Un chercheur en cybersécurité dévoile une vulnérabilité majeure compromettant les défenses de Windows 11
Windows 11 vient de se faire épingler par un chercheur en cybersécurité qui ne mâche pas ses mots. Une faille critique permettrait de contourner la protection BitLocker, un bouclier censé verrouiller les données sensibles. Microsoft n’a pas encore publié de correctif tandis que la menace reste bien réelle.
Il faut dire que ce n’est pas la première fois que Windows 11 joue les bourriques dans la sécurité. Chaque Patch Tuesday apporte son lot de mises à jour et pourtant, certaines vulnérabilités traînent la patte. Cette fois, la brèche touche au cœur même de la protection des données chiffrées.
Le chercheur à l’origine de la révélation, connu sous le pseudo Chaotic Eclipse, n’en est pas à son coup d’essai. Il dégaine une nouvelle faille baptisée YellowKey, qui s’en prend au mécanisme de démarrage sécurisé de Windows.
YellowKey : quand une clé USB ouvre les portes du coffre-fort
Cette vulnérabilité se joue de l’outil WinRE, le fameux environnement de récupération intégré à Windows. L’attaque démarre simplement : il suffit de mettre des fichiers spécialement conçus sur une clé USB, la brancher puis redémarrer le PC en mode récupération.
Surprise ! En maintenant la touche CTRL, une console s’ouvre, donnant accès complet aux données pourtant chiffrées. C’est comme si vous aviez un double des clés sans jamais avoir eu à frapper à la porte.
Windows 11, ainsi que les versions serveurs 2022 et 2025, sont dans le viseur. Windows 10 échappe pour l’instant à cette mésaventure. La confirmation vient de Kevin Beaumont, un autre expert qui valide la faisabilité de l’attaque.
Une faille qui ignore même le code PIN au démarrage
Chaotic Eclipse précise que la faille fonctionne même quand un code PIN protège BitLocker. Une grosse claque pour les administrateurs qui pensaient être à l’abri. Par chance, il ne divulgue pas encore la méthode exacte pour contourner ce dernier verrou.

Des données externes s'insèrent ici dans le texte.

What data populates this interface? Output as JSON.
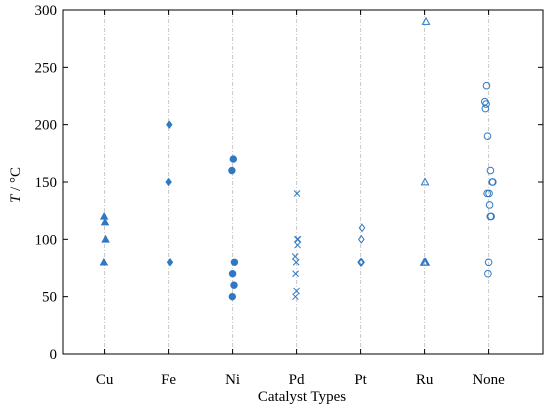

Simultanément, une autre faille, nommée GreenPlasma, circule. Celle-ci permet d’accéder aux privilèges administrateurs sur la machine, débloquant tout ce que l’on veut, sans être admin. Ça sent le roussi grave pour les infrastructures qui ne surveillent pas ça de près.
Et sur ce coup, Microsoft est toujours en position d’attente, sans correctif officiel à ce jour. Pas un mot, pas un timide Patch Tuesday en vue pour colmater cette brèche.
Comment limiter les dégâts en attendant le patch
Face à cette situation, il n’y a pas trente-six solutions, mais quelques astuces simples à appliquer. L’activation d’un code PIN BitLocker reste une première couche de protection, même si ce n’est pas infaillible.
Ensuite, verrouiller le démarrage via un mot de passe BIOS empêche le démarrage à partir d’une clé USB, coupant court à l’exploitation la plus simple de YellowKey. C’est basique, mais ça peut sauver des données !
Ne pas oublier que même les vieux réflexes restent efficaces. Contrôler physiquement l’accès au poste pour éviter une insertion malveillante de clés USB reste la meilleure prévention.
Entre révélation et tension : un duel qui ne fait que commencer
Chaotic Eclipse a prévenu : d’autres divulgations sont à venir. Juin 2026 pourrait bien être un Patch Tuesday animé. Pour l’instant, les utilisateurs de Windows 11 doivent rester sur le qui-vive.
Ce type de vulnérabilité envoie un avertissement clair. Derrière l’écran lisse et les nouvelles fonctionnalités, Windows cache parfois des failles qui donnent mal à la tête aux administrateurs.